Poor George Brown probably never did get a chance to tell Hemingway, "How's everything?" Ernesto was too preoccupied with his own wonderfulness.

George Brown remained with Ernest Hemingway for the rest of the novelist's life as trainer, coach,  friend, and factotum. Brown reinforced and flattered Hemingway's sense of himself. But if Hemingway got cute and crowded him, he'd knock him on his ass. George kept it real without being a threat. Hemingway so wanted some of George to rub off on him, boxer by association.
__________

Letter courtesy of James Cummins.
__________
__________

4 comments:

  1. The letter is obviously not from Cuba but from Hong Kong, before Hemingway and Martha Gellhorn went into China to interview Chiang Kai-shek in 1941.

    ReplyDelete
  2. When I originally read the letter, I, too, was suspicious of its actual locale

    The letter is undated. The original envelope is dated, June 9, 1943, and is postmarked from Cuba.
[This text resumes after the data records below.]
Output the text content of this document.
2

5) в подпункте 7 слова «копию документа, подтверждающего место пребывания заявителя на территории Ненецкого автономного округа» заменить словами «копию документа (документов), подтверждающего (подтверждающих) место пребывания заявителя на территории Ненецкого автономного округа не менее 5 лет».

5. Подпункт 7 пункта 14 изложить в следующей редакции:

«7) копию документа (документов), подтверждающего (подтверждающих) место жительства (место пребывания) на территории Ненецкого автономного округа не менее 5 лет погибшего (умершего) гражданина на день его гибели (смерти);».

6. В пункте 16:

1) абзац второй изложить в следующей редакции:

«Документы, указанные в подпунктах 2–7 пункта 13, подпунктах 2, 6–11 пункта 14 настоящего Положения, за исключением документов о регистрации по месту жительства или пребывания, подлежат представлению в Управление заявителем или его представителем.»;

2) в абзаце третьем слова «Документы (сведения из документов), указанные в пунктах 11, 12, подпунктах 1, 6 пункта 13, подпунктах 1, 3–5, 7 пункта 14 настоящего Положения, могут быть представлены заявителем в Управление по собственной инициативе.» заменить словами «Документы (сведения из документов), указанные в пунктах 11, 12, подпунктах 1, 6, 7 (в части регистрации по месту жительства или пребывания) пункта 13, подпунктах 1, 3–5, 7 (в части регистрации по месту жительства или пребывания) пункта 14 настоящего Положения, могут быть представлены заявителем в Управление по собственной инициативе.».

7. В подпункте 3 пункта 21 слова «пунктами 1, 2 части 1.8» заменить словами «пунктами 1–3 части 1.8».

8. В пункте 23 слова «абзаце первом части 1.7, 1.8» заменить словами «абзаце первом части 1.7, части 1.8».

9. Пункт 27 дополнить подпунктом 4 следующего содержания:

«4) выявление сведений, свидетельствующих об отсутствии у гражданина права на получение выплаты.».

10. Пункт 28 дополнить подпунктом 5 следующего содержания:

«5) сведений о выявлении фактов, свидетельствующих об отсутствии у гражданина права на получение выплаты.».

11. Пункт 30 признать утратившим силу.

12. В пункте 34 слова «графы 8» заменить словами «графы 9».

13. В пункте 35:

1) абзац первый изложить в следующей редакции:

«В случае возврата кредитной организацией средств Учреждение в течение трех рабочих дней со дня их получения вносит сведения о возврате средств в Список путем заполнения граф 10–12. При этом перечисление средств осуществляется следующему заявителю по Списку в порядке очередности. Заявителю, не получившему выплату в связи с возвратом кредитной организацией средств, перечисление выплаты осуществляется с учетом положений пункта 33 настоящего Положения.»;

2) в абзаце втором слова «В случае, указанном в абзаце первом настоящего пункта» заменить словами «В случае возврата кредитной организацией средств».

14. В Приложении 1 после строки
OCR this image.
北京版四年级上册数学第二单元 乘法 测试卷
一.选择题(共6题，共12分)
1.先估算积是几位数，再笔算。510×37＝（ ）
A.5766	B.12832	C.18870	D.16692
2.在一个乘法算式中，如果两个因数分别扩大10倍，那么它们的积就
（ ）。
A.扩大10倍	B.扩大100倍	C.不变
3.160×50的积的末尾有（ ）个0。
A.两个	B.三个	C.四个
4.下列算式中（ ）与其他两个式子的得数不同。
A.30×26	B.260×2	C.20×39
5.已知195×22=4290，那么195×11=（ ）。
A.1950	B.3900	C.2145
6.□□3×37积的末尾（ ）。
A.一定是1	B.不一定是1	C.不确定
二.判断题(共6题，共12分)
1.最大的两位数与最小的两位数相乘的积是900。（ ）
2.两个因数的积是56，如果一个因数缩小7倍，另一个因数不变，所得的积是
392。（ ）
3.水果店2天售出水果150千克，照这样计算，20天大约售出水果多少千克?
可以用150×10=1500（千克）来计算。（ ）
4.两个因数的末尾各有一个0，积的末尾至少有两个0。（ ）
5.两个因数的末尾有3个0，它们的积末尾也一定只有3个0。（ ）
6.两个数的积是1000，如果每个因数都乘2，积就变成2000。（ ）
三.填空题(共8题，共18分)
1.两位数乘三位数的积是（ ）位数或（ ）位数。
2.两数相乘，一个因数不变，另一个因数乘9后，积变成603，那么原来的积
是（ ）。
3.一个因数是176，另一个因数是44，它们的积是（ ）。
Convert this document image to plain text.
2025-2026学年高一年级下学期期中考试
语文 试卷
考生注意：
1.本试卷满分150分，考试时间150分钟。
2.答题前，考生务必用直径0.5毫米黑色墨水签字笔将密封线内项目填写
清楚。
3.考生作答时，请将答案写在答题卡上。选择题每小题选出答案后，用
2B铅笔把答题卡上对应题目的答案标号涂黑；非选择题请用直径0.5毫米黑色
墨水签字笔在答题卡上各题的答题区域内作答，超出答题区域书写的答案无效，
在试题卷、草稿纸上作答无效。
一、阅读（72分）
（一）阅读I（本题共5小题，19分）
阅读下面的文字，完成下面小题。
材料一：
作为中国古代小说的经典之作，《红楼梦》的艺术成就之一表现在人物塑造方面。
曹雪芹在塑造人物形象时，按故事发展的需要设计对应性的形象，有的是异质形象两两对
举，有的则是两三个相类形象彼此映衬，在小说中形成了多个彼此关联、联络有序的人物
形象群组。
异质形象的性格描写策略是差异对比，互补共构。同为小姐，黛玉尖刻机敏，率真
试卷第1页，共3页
    It is quite possible that at some point in the past the letter was inserted into the wrong envelope by George Brown (This letter is one a a handful from Brown's estate that have come to market within the last few years.

    ReplyDelete
  3. Leave your personal biases and jealousy out of your writing and maybe you can be a mediocre journalist. But first, you'll have to realize that Burma is nowhere near Cuba and Hemingway is obviously somewhere in Asia if he is drinking snake wine. Anyone with half a brain could have figured that out. I take it you lost that half boxing so much better than Hemingway (like anyone believes that, or cares, loser).

    ReplyDelete
  4. Once again, read the post carefully - the letter is postmarked Cuba and Hemingway is obviously relating events that occurred earlier, elsewhere before he returned to Cuba and wrote this letter.